Good hay gone bad... or has it?

This is a mysterious caper that has left me scratching my head.

Back in early August, I got a batch of teff hay rounds in that the farmer was able to cut, dry and bale in a 6-day window in between monsoons – beautiful hay the day it arrived.

All the hay was from the same field on the same day. 8 rounds were net wrapped, 8 were string wrapped because he ran out of net. I forget the actual moisture meter read, but it was right on the edge of perfect for that hay - a hair wet.

The net wrapped rounds got progressively warmer, I cut one open and it was caking and dusting up (one even blew a hot vent). The string baled ones however seemed good, they didn’t get hot. So I told the farmer and he took the net ones back and I kept the string ones.

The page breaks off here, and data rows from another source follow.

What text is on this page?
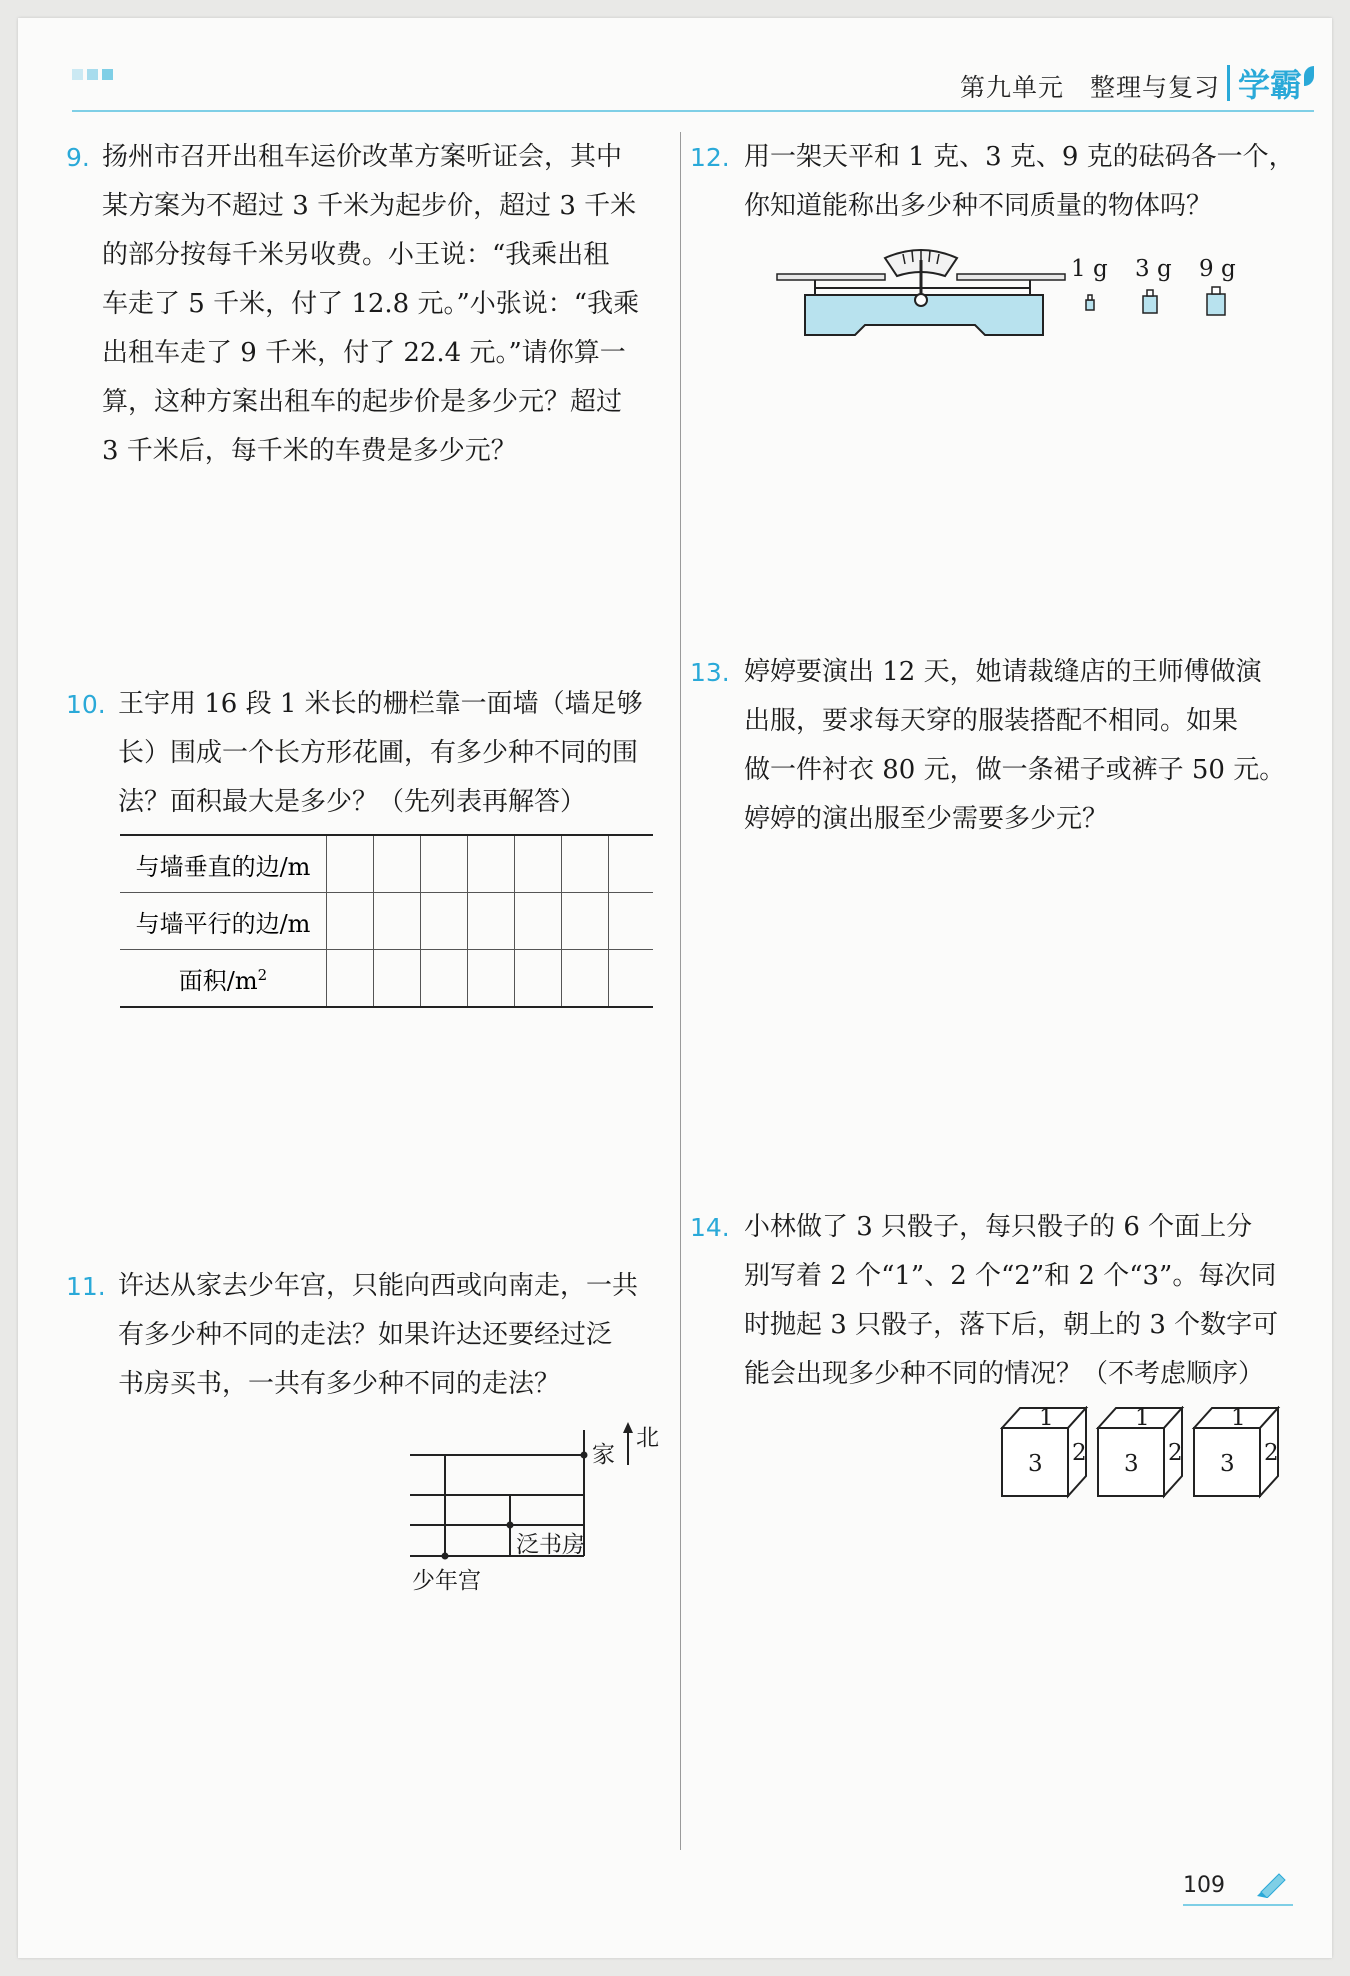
第九单元 整理与复习 学霸
9. 扬州市召开出租车运价改革方案听证会，其中

某方案为不超过 3 千米为起步价，超过 3 千米

的部分按每千米另收费。小王说：“我乘出租

车走了 5 千米，付了 12.8 元。”小张说：“我乘

出租车走了 9 千米，付了 22.4 元。”请你算一

算，这种方案出租车的起步价是多少元？超过

3 千米后，每千米的车费是多少元？

10. 王宇用 16 段 1 米长的栅栏靠一面墙（墙足够

长）围成一个长方形花圃，有多少种不同的围

法？面积最大是多少？（先列表再解答）

与墙垂直的边/m							
与墙平行的边/m							
面积$/m^2$							
11. 许达从家去少年宫，只能向西或向南走，一共

有多少种不同的走法？如果许达还要经过泛

书房买书，一共有多少种不同的走法？

家
北
泛书房
少年宫
12. 用一架天平和 1 克、3 克、9 克的砝码各一个，

你知道能称出多少种不同质量的物体吗？

1 g 3 g 9 g
13. 婷婷要演出 12 天，她请裁缝店的王师傅做演

出服，要求每天穿的服装搭配不相同。如果

做一件衬衣 80 元，做一条裙子或裤子 50 元。

婷婷的演出服至少需要多少元？

14. 小林做了 3 只骰子，每只骰子的 6 个面上分

别写着 2 个“1”、2 个“2”和 2 个“3”。每次同

时抛起 3 只骰子，落下后，朝上的 3 个数字可

能会出现多少种不同的情况？（不考虑顺序）

1
3 2
1
3 2
1
3 2
109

Couple weeks go by and I cut into one of the string wrapped rounds, and while not moldy, no dust, no heat, it smells SUPER FUNKY. Sour and strongly unpleasant, eye watering unpleasant.

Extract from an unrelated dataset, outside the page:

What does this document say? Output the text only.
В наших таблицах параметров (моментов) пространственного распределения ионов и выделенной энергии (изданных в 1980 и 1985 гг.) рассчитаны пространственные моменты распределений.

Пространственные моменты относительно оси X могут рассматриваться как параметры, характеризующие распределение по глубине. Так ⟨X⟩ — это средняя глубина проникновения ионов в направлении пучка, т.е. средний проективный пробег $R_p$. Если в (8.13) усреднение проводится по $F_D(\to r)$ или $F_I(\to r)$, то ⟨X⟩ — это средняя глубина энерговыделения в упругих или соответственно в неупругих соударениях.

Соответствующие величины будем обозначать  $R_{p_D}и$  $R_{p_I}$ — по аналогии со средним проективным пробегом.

I peel off about 50% of the bale hoping it will improve as I get down deeper, maybe just dealing with a bad lap… but it doesn’t. I dispose of the peeled off hay, and kick myself for not returning all the hay when I had the chance. Disgusted with myself for a gamble gone badly, I leave the bale core in the hay barn and figure I’ll deal with disposing of 7 1/2 round bales when I have more time to think about it.

The other day, now that we have nice cool weather, I decided to investigate the bad hay again. I start pulling at the core I’d left, intending to disassemble and compost it and … and it’s not half bad. The outer lap is dusty from 6 weeks of intense humidity, but once I peel that away, the hay that was protected inside actually seems kinda nice… but… it smells, oddly. Not bad, but strongly sweet, sickly sweet and not like hay, reminds me of pipe tobacco.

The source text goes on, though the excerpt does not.